このとき、\(2^{n}-1=2^{pq}-1\) となります。

ここからポイントとなるのは

重要公式

\(a^{N}-1=(a-1)(a^{N-1}+a^{N-2}+\cdots+a+1)\)

という因数分解です。

今回は

\(2^{pq}-1=(2^{p}-1)\{(2^{p})^{q-1}+(2^{p})^{q-2}+\cdots+(2^{p})+1\}\)

と因数分解されます。

今、\(2^{n}-1\) であるところの \(2^{pq}-1\) は素数でした。

しかし、\(2^{p}-1\) も、\(\{(2^{p})^{q-1}+(2^{p})^{q-2}+\cdots+(2^{p})+1\}\) も、2以上の整数となっており、素数 \(2^{pq}-1\) が2以上の整数の積の形で表されてしまっており、矛盾します。

余談:\(n\) が偶数だと

2019年度信州大学

\(2^{n}-1\) が \(3\) で割り切れるような自然数 \(n\) をすべて求めよ。

という問題を考えてみます。

解答

法を \(3\) とすると

\(2 \equiv -1 \) であるため

\(2^{n}-1 \equiv (-1)^{n}-1\)

\(n\) が偶数のとき、\(2^{n}-1 \equiv 0\)

\(n\) が奇数のとき、\(2^{n}-1 \equiv -2 \equiv 1\)

より、\(2^{n}-1\) が \(3\) で割り切れる \(n\) は

全ての偶数

である。

つまり、

  • メルセンヌ数は \(n\) が偶数のとき、\(3\) の倍数になる

ということが言えます。

完全数との関連

例題2はこちら(画像をクリックするとPDFファイルで開きます。
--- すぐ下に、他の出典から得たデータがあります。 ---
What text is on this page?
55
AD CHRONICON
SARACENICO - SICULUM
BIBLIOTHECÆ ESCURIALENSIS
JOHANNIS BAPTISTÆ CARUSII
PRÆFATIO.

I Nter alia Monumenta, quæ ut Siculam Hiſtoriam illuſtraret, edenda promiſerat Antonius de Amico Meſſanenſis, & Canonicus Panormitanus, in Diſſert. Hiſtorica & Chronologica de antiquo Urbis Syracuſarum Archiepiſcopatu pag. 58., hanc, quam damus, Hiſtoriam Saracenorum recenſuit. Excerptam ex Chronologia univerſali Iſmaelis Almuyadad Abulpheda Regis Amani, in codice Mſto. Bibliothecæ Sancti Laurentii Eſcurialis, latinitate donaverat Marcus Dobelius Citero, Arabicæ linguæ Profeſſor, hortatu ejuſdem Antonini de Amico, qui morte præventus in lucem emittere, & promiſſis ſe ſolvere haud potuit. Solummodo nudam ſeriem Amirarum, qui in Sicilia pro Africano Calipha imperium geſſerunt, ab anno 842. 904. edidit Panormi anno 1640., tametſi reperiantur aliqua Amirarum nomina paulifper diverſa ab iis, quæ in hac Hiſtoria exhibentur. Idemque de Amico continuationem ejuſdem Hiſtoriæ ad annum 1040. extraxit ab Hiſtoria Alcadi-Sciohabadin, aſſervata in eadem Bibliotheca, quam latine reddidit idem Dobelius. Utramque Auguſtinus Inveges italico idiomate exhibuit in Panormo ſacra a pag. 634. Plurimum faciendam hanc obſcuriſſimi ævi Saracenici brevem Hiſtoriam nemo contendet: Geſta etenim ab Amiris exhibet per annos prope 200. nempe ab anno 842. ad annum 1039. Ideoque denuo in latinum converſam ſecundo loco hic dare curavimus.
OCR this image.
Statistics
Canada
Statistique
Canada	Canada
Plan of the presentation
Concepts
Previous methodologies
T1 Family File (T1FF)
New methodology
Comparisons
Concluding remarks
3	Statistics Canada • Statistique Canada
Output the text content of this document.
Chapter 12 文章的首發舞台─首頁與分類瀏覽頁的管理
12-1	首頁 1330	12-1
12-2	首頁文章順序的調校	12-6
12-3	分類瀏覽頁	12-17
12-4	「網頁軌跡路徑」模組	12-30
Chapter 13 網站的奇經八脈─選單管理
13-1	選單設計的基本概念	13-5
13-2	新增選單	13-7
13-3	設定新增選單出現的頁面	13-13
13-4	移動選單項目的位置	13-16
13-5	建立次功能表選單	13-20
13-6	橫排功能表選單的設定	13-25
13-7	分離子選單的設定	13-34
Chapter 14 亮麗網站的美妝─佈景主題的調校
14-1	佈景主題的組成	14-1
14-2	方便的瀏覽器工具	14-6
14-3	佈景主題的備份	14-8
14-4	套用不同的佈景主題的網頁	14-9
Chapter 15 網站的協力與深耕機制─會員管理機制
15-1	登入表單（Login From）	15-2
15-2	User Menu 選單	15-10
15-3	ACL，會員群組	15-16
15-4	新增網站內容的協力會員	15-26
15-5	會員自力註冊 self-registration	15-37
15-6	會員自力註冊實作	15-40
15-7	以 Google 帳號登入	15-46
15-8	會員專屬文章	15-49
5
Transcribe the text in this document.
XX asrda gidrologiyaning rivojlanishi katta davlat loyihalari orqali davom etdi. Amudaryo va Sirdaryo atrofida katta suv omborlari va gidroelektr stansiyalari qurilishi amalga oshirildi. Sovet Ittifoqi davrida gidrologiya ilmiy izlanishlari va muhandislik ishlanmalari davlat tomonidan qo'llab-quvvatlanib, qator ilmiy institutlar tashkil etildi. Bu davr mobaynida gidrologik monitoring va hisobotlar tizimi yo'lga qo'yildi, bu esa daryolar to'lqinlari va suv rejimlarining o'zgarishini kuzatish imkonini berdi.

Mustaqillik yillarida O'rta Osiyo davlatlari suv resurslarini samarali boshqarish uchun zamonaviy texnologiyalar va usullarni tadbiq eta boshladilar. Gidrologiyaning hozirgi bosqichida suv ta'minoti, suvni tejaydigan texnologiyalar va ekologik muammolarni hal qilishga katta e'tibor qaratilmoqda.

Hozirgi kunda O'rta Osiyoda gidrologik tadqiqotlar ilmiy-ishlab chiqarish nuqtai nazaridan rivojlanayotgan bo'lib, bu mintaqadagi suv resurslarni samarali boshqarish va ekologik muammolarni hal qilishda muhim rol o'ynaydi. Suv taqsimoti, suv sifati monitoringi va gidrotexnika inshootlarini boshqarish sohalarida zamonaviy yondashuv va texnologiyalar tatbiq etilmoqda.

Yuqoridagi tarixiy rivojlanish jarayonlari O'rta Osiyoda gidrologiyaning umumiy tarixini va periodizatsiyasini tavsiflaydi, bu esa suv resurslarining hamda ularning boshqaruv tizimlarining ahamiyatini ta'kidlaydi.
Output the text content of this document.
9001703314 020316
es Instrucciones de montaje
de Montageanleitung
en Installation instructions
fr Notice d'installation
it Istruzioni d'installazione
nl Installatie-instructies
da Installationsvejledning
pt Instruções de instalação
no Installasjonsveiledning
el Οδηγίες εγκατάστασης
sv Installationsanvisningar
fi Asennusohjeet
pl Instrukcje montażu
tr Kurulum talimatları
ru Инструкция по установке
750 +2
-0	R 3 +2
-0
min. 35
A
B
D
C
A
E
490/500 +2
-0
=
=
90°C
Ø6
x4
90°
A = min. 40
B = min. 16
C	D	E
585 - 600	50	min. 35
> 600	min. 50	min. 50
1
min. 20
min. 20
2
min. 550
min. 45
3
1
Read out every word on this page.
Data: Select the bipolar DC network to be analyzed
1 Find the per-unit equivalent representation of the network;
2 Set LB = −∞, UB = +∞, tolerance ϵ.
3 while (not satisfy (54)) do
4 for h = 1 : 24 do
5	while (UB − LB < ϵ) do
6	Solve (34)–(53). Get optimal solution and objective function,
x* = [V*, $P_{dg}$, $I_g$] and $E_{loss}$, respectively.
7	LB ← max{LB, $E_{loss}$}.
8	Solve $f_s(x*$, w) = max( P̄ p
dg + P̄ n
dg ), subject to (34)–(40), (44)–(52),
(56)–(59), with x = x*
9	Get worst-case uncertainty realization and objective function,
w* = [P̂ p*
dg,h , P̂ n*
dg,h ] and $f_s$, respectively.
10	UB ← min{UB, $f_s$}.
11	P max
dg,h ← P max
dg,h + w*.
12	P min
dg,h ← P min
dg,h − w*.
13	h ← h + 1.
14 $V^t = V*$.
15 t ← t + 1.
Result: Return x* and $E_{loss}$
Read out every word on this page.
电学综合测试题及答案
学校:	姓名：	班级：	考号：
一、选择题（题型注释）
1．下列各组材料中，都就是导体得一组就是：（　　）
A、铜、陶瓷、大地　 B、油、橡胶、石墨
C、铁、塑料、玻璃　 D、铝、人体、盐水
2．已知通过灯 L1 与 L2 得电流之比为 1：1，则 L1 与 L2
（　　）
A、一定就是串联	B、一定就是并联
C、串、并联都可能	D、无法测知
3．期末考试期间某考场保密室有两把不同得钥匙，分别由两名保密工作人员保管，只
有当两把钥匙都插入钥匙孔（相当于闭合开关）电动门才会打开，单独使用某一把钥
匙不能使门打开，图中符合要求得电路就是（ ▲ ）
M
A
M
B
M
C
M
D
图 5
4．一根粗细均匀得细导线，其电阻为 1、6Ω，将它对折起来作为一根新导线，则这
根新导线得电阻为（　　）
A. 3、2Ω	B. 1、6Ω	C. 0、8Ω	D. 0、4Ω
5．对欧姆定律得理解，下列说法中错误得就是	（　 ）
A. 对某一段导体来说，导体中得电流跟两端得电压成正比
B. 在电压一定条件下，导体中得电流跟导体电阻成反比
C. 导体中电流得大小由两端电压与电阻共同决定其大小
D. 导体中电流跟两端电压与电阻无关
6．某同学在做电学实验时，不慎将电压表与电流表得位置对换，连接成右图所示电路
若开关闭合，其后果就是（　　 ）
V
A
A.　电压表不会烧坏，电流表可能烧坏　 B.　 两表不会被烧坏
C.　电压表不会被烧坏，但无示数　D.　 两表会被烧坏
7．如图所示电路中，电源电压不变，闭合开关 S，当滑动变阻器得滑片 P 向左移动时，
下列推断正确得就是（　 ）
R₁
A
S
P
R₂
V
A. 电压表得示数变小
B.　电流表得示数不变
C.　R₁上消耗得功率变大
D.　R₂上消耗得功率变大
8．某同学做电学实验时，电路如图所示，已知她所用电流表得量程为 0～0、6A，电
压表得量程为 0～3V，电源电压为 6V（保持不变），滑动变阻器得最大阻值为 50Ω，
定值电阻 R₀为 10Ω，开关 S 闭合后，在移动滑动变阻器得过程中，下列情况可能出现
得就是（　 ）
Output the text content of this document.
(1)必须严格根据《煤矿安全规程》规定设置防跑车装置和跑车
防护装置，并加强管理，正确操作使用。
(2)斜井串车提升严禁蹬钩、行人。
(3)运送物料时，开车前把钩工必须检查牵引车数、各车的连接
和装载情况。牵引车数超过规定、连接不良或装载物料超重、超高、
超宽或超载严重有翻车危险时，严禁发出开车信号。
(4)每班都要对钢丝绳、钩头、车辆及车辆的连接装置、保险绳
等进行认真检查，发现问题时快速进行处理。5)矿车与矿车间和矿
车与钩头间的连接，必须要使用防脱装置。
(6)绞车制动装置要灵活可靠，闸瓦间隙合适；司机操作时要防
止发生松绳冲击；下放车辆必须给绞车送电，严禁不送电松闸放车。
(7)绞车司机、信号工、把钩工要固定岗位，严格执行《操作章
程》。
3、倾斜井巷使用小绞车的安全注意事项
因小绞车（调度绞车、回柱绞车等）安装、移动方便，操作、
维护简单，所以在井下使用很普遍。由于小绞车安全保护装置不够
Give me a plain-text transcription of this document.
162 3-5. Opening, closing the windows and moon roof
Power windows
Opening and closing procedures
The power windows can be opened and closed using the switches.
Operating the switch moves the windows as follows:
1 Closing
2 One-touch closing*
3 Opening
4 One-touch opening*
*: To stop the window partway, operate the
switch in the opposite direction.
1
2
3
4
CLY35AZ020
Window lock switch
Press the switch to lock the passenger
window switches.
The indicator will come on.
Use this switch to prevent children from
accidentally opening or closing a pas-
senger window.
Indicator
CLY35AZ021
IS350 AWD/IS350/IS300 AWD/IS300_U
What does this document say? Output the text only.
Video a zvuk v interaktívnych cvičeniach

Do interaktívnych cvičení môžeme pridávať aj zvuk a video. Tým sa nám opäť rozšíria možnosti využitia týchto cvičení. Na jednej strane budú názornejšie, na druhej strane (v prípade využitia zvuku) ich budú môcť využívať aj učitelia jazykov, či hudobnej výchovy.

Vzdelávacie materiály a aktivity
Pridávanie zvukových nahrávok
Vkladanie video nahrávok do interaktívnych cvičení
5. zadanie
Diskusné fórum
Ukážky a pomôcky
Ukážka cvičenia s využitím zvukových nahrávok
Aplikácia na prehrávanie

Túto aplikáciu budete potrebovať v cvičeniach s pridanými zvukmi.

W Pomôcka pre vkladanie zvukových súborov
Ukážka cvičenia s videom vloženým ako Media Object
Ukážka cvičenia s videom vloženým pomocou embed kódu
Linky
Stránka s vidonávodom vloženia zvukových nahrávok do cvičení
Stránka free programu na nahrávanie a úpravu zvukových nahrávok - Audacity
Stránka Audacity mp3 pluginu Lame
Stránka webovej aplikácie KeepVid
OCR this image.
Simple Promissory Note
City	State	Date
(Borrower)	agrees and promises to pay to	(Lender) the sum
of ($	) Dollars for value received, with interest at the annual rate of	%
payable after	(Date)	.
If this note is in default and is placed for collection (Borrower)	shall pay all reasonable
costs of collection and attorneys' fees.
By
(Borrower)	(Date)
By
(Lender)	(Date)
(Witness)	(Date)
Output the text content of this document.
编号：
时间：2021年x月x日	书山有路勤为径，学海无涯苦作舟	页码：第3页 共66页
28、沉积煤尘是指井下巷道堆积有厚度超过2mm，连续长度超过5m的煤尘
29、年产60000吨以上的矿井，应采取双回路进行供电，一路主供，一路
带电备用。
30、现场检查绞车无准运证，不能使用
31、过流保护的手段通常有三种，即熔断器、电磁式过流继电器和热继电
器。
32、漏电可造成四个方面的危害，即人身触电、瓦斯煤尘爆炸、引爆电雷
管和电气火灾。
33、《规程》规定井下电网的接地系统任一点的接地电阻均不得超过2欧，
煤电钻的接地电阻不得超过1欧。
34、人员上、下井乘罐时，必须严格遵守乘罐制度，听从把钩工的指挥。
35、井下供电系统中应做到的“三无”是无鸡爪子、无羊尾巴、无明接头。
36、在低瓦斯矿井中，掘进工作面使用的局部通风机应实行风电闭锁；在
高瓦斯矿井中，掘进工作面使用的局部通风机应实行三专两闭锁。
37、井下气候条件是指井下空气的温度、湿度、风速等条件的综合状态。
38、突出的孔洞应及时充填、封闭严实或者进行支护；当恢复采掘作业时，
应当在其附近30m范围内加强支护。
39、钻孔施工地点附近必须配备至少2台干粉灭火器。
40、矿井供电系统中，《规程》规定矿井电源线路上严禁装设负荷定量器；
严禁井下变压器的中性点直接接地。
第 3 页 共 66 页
)

完全数とは

正の整数 \(N\) が

\(N\) の \(N\) 以外の正の約数の総和が \(N\) 自身に等しい

とき、\(N\) を完全数と言います。

一番小さい完全数は \(6\) です。

\(6\) の正の約数は \(1\) ,  \(2\) ,  \(3\) ,  \(6\) で、自分以外の正の約数の総和は

\(1+2+3=6\)

で自分自身となっています。

ちなみに、次の完全数は \(28\) です。

例題2は5年ぐらい前、模試の作問で自分が作っていった問題の一つでボツになった問題です。

作りが模試風なのはそういう事情だということをご理解ください(笑)

本問を解き終わると、メルセンヌ素数を発見することは、完全数を発見することにつながるということが分かると思います。

これは紀元前から知られている古典的な事実です。

解き終われば分かりますが、今回の \(P_{n}\) は偶数の完全数になります。

偶数の完全数はこの形に限るかということは長らく未解決問題でしたが、オイラーによってこの形に限ることが示されました。

奇数の完全数が存在するかどうかについては未解決問題です。

なお、日本のプロ野球で初めて完全試合が達成された日が1950年の628日らしいです。